Vorstand im Amt bestätigt Der Pfadfinderstamm hat einen neuen Vorstand: Es sind Wolfgang Wetzel, Bernd Wendelgaß und der Kurat Pfarrer Gerold Siegel. Und damit bleibt erstmal alles beim Alten. Denn die Stammesversammlung hat Wolfgang und Bernd einstimmig ihr Vertrauen ausgesprochen. Die beiden Posten standen zur Wahl. Und wählen durften die Pfadfinderleiter, Elternvertreter und Mitglieder der Pfadfinder- und Roverstufe. Sie bilden die Stammesversammlung, die sich einmal im Jahr trifft. Zuvor galt es, das Jahr Revue passieren zu lassen. Die Stufen stellten ihre Aktivitäten des Jubiläumsjahrs vor und der Stamm steuerte die Fotos bei. Seit 60 Jahren gibt es den Pfadfinderstamm in Kuppenheim nun schon. Und dass dazu auch prominente Pfadfinder wie Günther Jauch oder Frank Elsner gratulierten,  freute die Kuppenheimer ganz besonders. In diesem Jahr war einiges geboten: Angefangen vom Patrozinium, das die Pfadfinder ausrichteten, über Pfingstlager und ein großes Ehemaligen- Treffen oder das gemeinsame Sommerlager in Sigmaringen. Bei einer kleinen "Wahlparty" mit Kaffee und Kuchen konnten sich die Versammlungs-Teilnehmer auch über das Erlebte austauschen, bevor man die Jahresplanung 2014 in Angriff nahm.
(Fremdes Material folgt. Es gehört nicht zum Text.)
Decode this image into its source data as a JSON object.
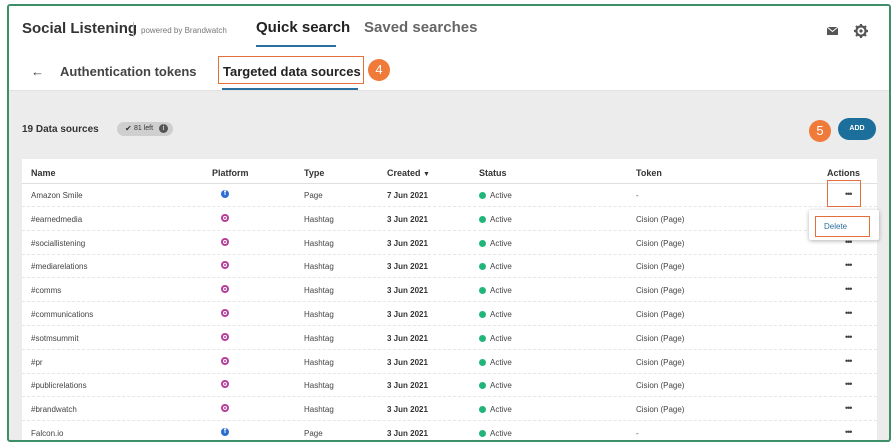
{
  "header": {
    "brand": "Social Listening",
    "brand_sub": "powered by Brandwatch",
    "tabs": [
      {
        "label": "Quick search",
        "active": true
      },
      {
        "label": "Saved searches",
        "active": false
      }
    ]
  },
  "subnav": {
    "tabs": [
      {
        "label": "Authentication tokens"
      },
      {
        "label": "Targeted data sources",
        "active": true
      }
    ]
  },
  "callouts": [
    "4",
    "5"
  ],
  "toolbar": {
    "count_label": "19 Data sources",
    "quota_label": "81 left",
    "add_label": "ADD"
  },
  "table": {
    "columns": [
      "Name",
      "Platform",
      "Type",
      "Created",
      "Status",
      "Token",
      "Actions"
    ],
    "sort_indicator": "▼",
    "rows": [
      {
        "name": "Amazon Smile",
        "platform": "facebook",
        "type": "Page",
        "created": "7 Jun 2021",
        "status": "Active",
        "token": "-"
      },
      {
        "name": "#earnedmedia",
        "platform": "instagram",
        "type": "Hashtag",
        "created": "3 Jun 2021",
        "status": "Active",
        "token": "Cision (Page)"
      },
      {
        "name": "#sociallistening",
        "platform": "instagram",
        "type": "Hashtag",
        "created": "3 Jun 2021",
        "status": "Active",
        "token": "Cision (Page)"
      },
      {
        "name": "#mediarelations",
        "platform": "instagram",
        "type": "Hashtag",
        "created": "3 Jun 2021",
        "status": "Active",
        "token": "Cision (Page)"
      },
      {
        "name": "#comms",
        "platform": "instagram",
        "type": "Hashtag",
        "created": "3 Jun 2021",
        "status": "Active",
        "token": "Cision (Page)"
      },
      {
        "name": "#communications",
        "platform": "instagram",
        "type": "Hashtag",
        "created": "3 Jun 2021",
        "status": "Active",
        "token": "Cision (Page)"
      },
      {
        "name": "#sotmsummit",
        "platform": "instagram",
        "type": "Hashtag",
        "created": "3 Jun 2021",
        "status": "Active",
        "token": "Cision (Page)"
      },
      {
        "name": "#pr",
        "platform": "instagram",
        "type": "Hashtag",
        "created": "3 Jun 2021",
        "status": "Active",
        "token": "Cision (Page)"
      },
      {
        "name": "#publicrelations",
        "platform": "instagram",
        "type": "Hashtag",
        "created": "3 Jun 2021",
        "status": "Active",
        "token": "Cision (Page)"
      },
      {
        "name": "#brandwatch",
        "platform": "instagram",
        "type": "Hashtag",
        "created": "3 Jun 2021",
        "status": "Active",
        "token": "Cision (Page)"
      },
      {
        "name": "Falcon.io",
        "platform": "facebook",
        "type": "Page",
        "created": "3 Jun 2021",
        "status": "Active",
        "token": "-"
      }
    ],
    "row_menu": {
      "items": [
        "Delete"
      ]
    }
  },
  "colors": {
    "accent": "#1c6e9b",
    "active_status": "#21b57a",
    "annotation": "#e36f3d",
    "facebook": "#2d6fd1",
    "instagram": "#b83d9b"
  }
}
Das Friedenslicht ist da! Das Friedenslicht aus Bethlehem ist in Kuppenheim eingetroffen. Die Pfadfinder haben das Kerzenlicht aus der Geburtsgrotte Jesu in die ganze Welt verteilt. Auch die Kuppenheimer Georgspfadfinder holen das Symbol des Friedens schon seit Jahren in ihre Gemeinde und verteilen es weiter. Von der Aussendungsfeier in Daxlanden hat es eine Abordnung unseres Stammes mitgebracht. Wer seine Kerze am Friedenslicht entzünden will, kann dies an Heiligabend in der Kinderchristmette tun. Bitte einfach eine windgeschützte Kerze mitbringen. Allen Pfadfindern und ihren Familien wünschen wir eine gesegnete Weihnachtszeit, einen guten Rutsch ins neue Jahr und allzeit gut Pfad!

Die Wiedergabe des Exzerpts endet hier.